Quest's net income declined to $163.1 million, or $1.02 per share, from $194.7 million, or $1.07 per share, a year ago. Excluding costs related to its acquisitions of Celera Corp. and Athena Diagnostics, the company said it earned $1.12 per share. Revenue grew 1.5 percent, to $1.9 billion from $1.87 billion.

Analysts expected Quest to report a profit of $1.12 per share and revenue of $1.92 billion, according to estimates compiled by FactSet.

Shares of the company slipped $1.54, or 2.6 percent.

The company plans to eliminate $500 million in annual costs over the next three years. In the third quarter, it will take $12 million in after-tax charges related to staff reductions. Quest currently employs about 42,000 workers, according to FactSet. The company said the job cuts will be spread across many business units and locations.

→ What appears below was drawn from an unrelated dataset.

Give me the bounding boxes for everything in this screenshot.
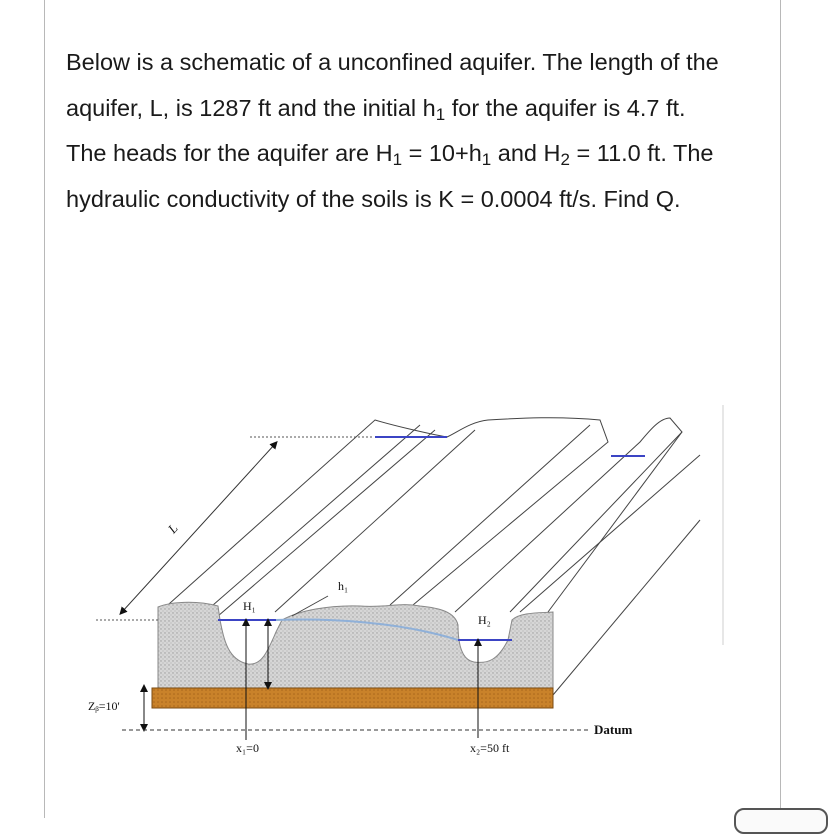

Quest now expects an adjusted profit of $4.25 to $4.35 per share this year, down from a previous estimate of $4.25 to $4.45 per share. It said revenue will grow by about 1.5 percent rather than 2 percent. The new forecast implies about $7.48 billion in total revenue, down from $7.52 billion.

Analysts expect a profit of $4.32 per share and $7.57 billion in revenue, on average.

Quest bought Athena for $740 million in April from Thermo Fisher Scientific Inc. Athena Diagnostics makes diagnostic tests for neurological conditions. In May, Quest completed the $671 million acquisition of Celera, which focuses on sequencing the human genome and identifying links between genetic variations and disease states.

Quest said its revenue for the second quarter would have decreased by about 1 percent if not for the Celera and Athena Diagnostics deals. Clinical testing volume, or the number of requests for tests, fell 0.9 percent, while revenue per request grew 1.6 percent. Meanwhile, operating costs and expenses rose 5 percent to $1.59 billion.